An on-off swimming career gave Great Britain Age-Group athlete Donald Brooks an opportunity to get involved in the world of swim, bike, run and he hasn’t looked back since.
“I come from a swimming background and I swam up until the age of about 11 years old through clubs and fell out of love with swimming. It wasn’t really for me.” He explained. “I got back into swimming at a masters’ club and did a few galas. It’s a sort of different ethos swimming in your 20s than when you’re an early teenager.
“At the swimming pool I used to swim at the local triathlon club did an aquathlon series and my wife is from a running background, so we used to get involved in those because they were on at the pool.
“I sort of got a taste for the multisports elements from there.”
Brooks then began cycling with friends following the success of Bradley Wiggins at the 2012 Tour De France and at the age of 37 he entered his first triathlon. Though it was a bit last minute.
He explained: “I got a Sunday space on the Friday night. I spent Saturday rushing around borrowing and getting equipment, I even bought a trisuit at registration because they had some kit for sale, and I came 14th.
“I had beaten some people I had done some training with and I thought there’s a lot more potential here and I enjoyed it. I started looking around to see what other triathlons there were and entering a few more.
“I really got the bug. Even though it’s an individual sport, when you go to an event you see a lot of the same people,t’s good comradery.”
After his first triathlon, Brooks learnt about the Age-Group programme from a friend who was representing the team at the time in Mallorca. Within a year he won a silver medal at 2015 Weymouth ETU Challenge Long Distance Triathlon Championships. Since that first medal success he has won 16 world and European titles across sprint, supersprint, standard, IRONMAN 70.3 and IRONMAN distance triathlons.
His most recent success came in Pontevedra where he claimed the supersprint and standard distance world titles within 48 hours of each other. The closeness of the events did not bother Brooks though.
He said: “I think if you’re going away to a championship, you may as well do as much racing as you can. People ask me how I race back-to-back, but you train back-to-back, why not race back-to-back.
“You can have your priority race, but I think when you’re racing, you’re racing so you go 100% anyway. It’s not the first time I have done it. I’ve done multiple races a few times, I did it last year in Abu Dhabi and Madrid earlier in the year and they were only 24 hours apart.”
That success in Pontevedra came after he had won the IRONMAN 70.3 and IRONMAN world titles in the four weeks prior to competing in Spain.
“I did four world championships in a four-week period,” he explained. “I am over the moon to cover all the distances from supersprint to full distance.
“It's a really nice feeling to come across the line in first place. I had feedback on the course as well. In the half IRONMAN I was just finishing my first lap of two on the run and someone told me I had an 11-and-a-half-minute lead, so I knew I was comfortable in that one. I ran the last lap, and I enjoyed it. To win it I was really pleased.
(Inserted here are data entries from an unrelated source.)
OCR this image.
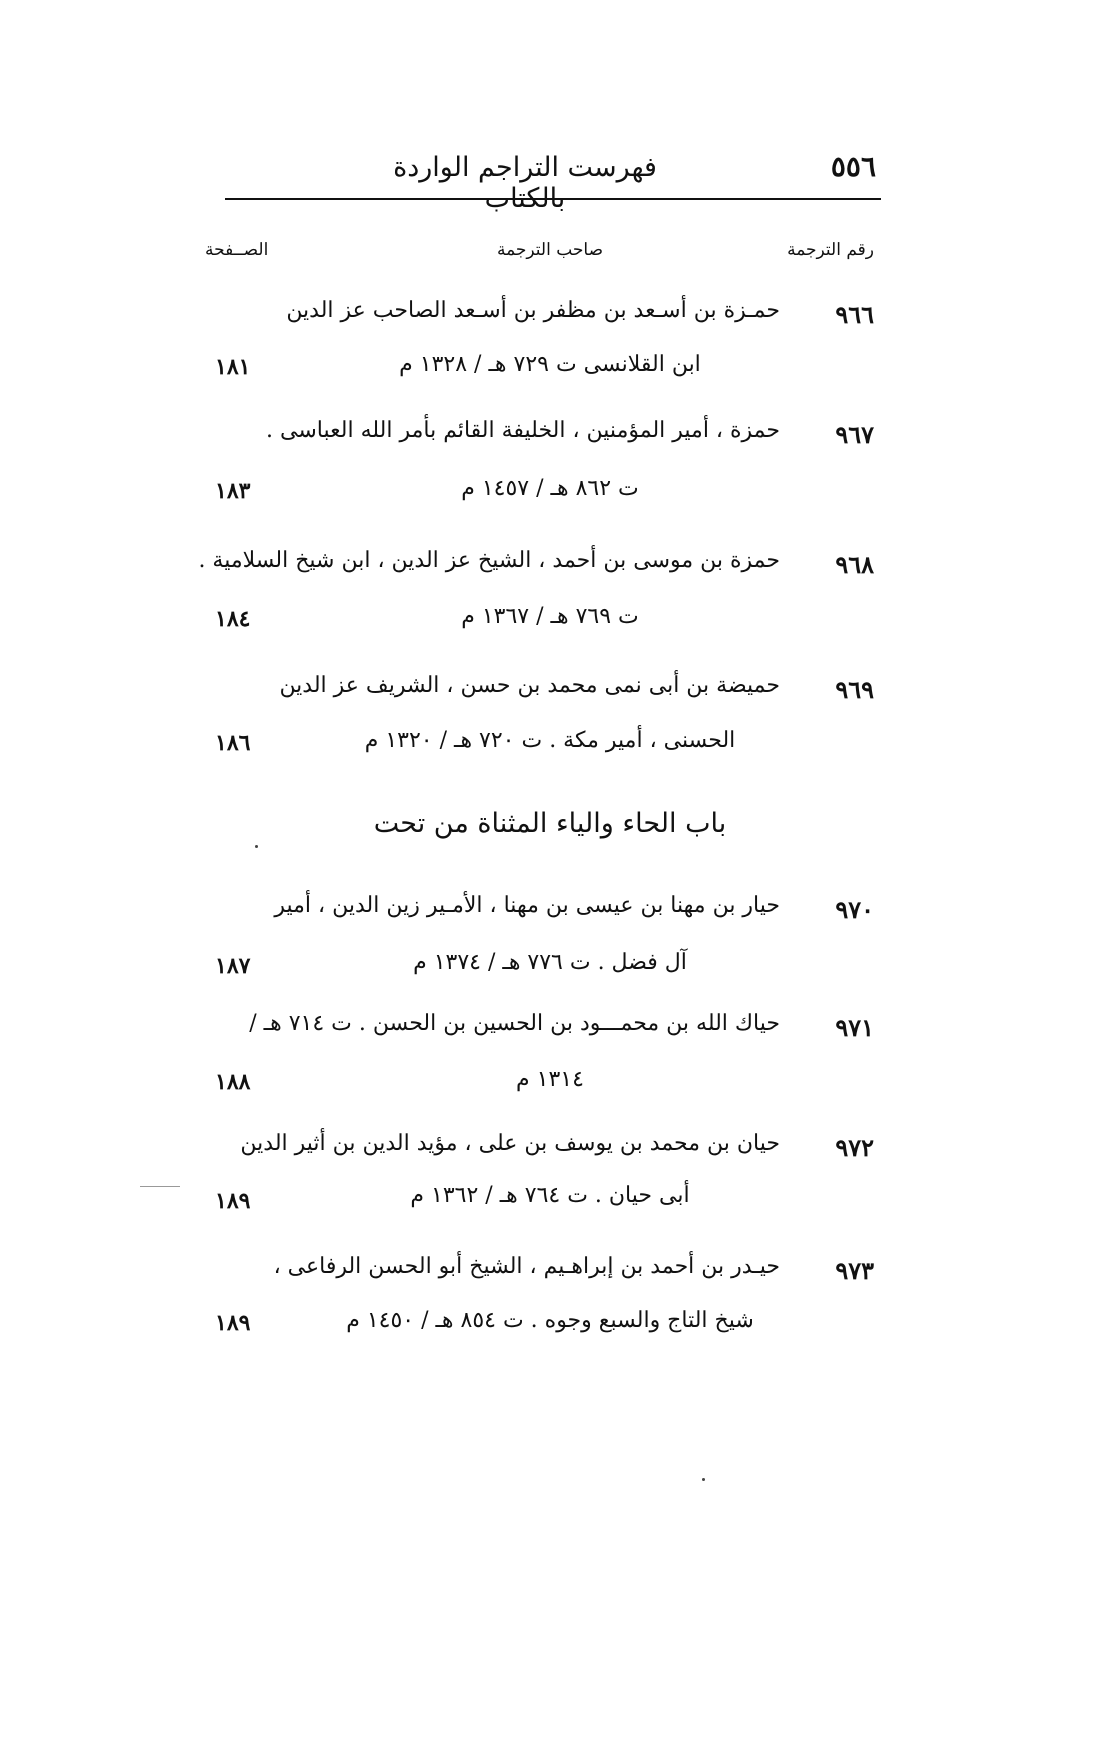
٥٥٦
فهرست التراجم الواردة بالكتاب
رقم الترجمة
صاحب الترجمة
الصــفحة
٩٦٦
حمـزة بن أسـعد بن مظفر بن أسـعد الصاحب عز الدين
ابن القلانسى ت ٧٢٩ هـ / ١٣٢٨ م
١٨١
٩٦٧
حمزة ، أمير المؤمنين ، الخليفة القائم بأمر الله العباسى .
ت ٨٦٢ هـ / ١٤٥٧ م
١٨٣
٩٦٨
حمزة بن موسى بن أحمد ، الشيخ عز الدين ، ابن شيخ السلامية .
ت ٧٦٩ هـ / ١٣٦٧ م
١٨٤
٩٦٩
حميضة بن أبى نمى محمد بن حسن ، الشريف عز الدين
الحسنى ، أمير مكة . ت ٧٢٠ هـ / ١٣٢٠ م
١٨٦
باب الحاء والياء المثناة من تحت
٩٧٠
حيار بن مهنا بن عيسى بن مهنا ، الأمـير زين الدين ، أمير
آل فضل . ت ٧٧٦ هـ / ١٣٧٤ م
١٨٧
٩٧١
حياك الله بن محمـــود بن الحسين بن الحسن . ت ٧١٤ هـ /
١٣١٤ م
١٨٨
٩٧٢
حيان بن محمد بن يوسف بن على ، مؤيد الدين بن أثير الدين
أبى حيان . ت ٧٦٤ هـ / ١٣٦٢ م
١٨٩
٩٧٣
حيـدر بن أحمد بن إبراهـيم ، الشيخ أبو الحسن الرفاعى ،
شيخ التاج والسبع وجوه . ت ٨٥٤ هـ / ١٤٥٠ م
١٨٩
“The IRONMAN was a different kettle of fish. I came into T2 with a two minute-40 lead and by the marathon I was racing a different person and I had a nine-and-a-half minute lead. We’d ran the first half at the same pace. He managed to speed up and I slowed down a bit and he was clawing me back in and I only took the lead by 17 seconds. I really, really enjoyed that one. That was one of my biggest wins.”
His success across the distances has now left him with a decision to make as the men’s IRONMAN World Championships returns to Kona in 2024 and the supersprint and standard distance triathlon championships are held in Malaga, Spain.
He said: “Next year I have my qualifications for Europeans and Worlds, but it was announced that the Worlds (standard and supersprint triathlon) is a week before Kona (IRONMAN World Championships). After my result at the IRONMAN Worlds, I have a start in Kona but I think they are too close together to do both. If I did both I’d do well in the Malaga ones (supersprint and standard distances) but I’d not have the full commitment for Kona.
“It’s a big trip and I wouldn’t do myself justice if I tried to do both and went out there and didn’t perform. I need to make a decision for which way I’ll go there.”
While he makes his big decision for 2024, Brooks has some advice for people who are making the decision to get involved in triathlon for the first time or not.
“Go for it.” He urged. “If you haven’t done a triathlon, go to a local one. I’ve been down to a few local ones with my boys and it’s great to see the spectrum of people. From novices, people doing couch to 5k, to some really good cyclists. You get a real mix of people, don’t be scared have a go. Just say yes to things.”